Challenges At The Top For Premier Franchises
Building on yesterday’s discussion on the future viability of the drive-thru, let’s look at another big 2010 trend in the QSR world. If there are two words that may define the next year and beyond for fast food frachisees, it may be these: “eat cheap”.
Those are the two words of USA Today journalist Bruce Horovitz, who identified this as the one of the bigger QSR trends for the next year in a recent story. Interestingly, the story states that as high unemployment rates continue, consumers are heading more and more to the grocery store for cheaper eating. This is a problem for fast food franchises, because they already sell their food at such a relatively cheap price.

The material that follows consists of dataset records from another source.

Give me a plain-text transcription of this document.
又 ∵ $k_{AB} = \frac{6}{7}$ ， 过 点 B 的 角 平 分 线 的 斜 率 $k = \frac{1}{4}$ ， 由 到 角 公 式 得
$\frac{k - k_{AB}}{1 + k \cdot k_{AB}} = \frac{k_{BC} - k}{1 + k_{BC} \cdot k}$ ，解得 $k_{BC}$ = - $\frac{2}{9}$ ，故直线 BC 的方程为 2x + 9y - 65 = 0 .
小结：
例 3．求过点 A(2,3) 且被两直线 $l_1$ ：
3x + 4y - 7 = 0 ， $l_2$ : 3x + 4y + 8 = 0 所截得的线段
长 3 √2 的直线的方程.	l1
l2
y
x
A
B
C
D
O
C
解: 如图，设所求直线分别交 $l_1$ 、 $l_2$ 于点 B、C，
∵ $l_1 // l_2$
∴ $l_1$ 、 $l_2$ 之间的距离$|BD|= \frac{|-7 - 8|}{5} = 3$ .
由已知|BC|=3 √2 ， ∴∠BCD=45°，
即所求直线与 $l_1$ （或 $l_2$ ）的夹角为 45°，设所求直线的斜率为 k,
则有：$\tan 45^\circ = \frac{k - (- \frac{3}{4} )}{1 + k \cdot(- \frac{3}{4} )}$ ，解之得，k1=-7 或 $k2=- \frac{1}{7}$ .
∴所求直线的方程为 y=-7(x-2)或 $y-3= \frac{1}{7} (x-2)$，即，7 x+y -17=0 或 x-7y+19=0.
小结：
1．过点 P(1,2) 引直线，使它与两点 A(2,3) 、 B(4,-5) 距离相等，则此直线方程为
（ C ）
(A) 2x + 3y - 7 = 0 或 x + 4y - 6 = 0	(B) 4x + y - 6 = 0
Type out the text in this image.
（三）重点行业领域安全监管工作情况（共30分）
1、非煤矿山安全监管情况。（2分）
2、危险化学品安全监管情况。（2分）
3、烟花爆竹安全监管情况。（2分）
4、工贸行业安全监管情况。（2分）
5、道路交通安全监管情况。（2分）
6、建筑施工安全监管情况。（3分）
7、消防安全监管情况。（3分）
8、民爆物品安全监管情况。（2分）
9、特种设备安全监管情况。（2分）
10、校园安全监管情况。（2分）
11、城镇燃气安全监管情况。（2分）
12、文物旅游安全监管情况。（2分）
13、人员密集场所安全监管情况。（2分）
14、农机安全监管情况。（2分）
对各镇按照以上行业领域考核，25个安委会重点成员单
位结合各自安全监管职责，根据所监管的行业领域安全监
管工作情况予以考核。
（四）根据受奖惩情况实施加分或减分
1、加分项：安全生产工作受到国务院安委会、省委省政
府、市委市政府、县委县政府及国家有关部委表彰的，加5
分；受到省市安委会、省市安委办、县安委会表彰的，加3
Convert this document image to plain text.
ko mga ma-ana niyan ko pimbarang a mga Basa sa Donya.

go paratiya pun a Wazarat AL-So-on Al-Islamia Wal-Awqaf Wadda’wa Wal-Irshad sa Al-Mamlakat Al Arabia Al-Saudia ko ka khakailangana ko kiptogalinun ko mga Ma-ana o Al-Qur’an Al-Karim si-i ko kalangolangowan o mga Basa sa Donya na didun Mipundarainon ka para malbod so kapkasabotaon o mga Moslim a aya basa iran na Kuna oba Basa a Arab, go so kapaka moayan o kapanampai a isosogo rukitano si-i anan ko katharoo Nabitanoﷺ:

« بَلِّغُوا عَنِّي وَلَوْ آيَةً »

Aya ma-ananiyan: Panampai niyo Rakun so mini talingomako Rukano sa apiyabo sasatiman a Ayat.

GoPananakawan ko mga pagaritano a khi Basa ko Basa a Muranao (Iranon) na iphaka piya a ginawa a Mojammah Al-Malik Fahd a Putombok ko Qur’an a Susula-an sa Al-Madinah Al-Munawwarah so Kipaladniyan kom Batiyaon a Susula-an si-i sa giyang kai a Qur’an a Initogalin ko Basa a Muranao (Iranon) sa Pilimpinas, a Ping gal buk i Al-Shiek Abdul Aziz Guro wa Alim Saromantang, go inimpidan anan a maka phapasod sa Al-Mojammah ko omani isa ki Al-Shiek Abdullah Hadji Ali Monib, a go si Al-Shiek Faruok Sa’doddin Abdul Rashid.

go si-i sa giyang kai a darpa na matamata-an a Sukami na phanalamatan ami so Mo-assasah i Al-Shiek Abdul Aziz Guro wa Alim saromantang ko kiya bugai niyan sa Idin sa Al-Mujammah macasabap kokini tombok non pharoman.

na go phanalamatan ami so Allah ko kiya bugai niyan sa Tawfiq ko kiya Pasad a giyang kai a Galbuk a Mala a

Even with the promised roll-out of the $1 dollar breakfast menu at McDonalds and the like, many of the top franchises are asking themselves: how low can we go?
Underlying this question is the reality that the fast food market is getting more and more competitive.
“It’s a tough economic situation out there, and the fast-food pie has shrunk,” Ron Paul, president of Technomic, a consulting firm, told the newspaper.
The story also quotes Technomic figures which state that both Wendy’s and KFC have seen their third quarter shares drop by 2% compared to the last year. It’s hard to saw exactly if this is a permanent slide or just a blip. Perhaps that promised economic recovery will make bring about some new activity in the industry.
But either way, fast food franchisees head into the New Year with this knowledge: it’s a jungle out there.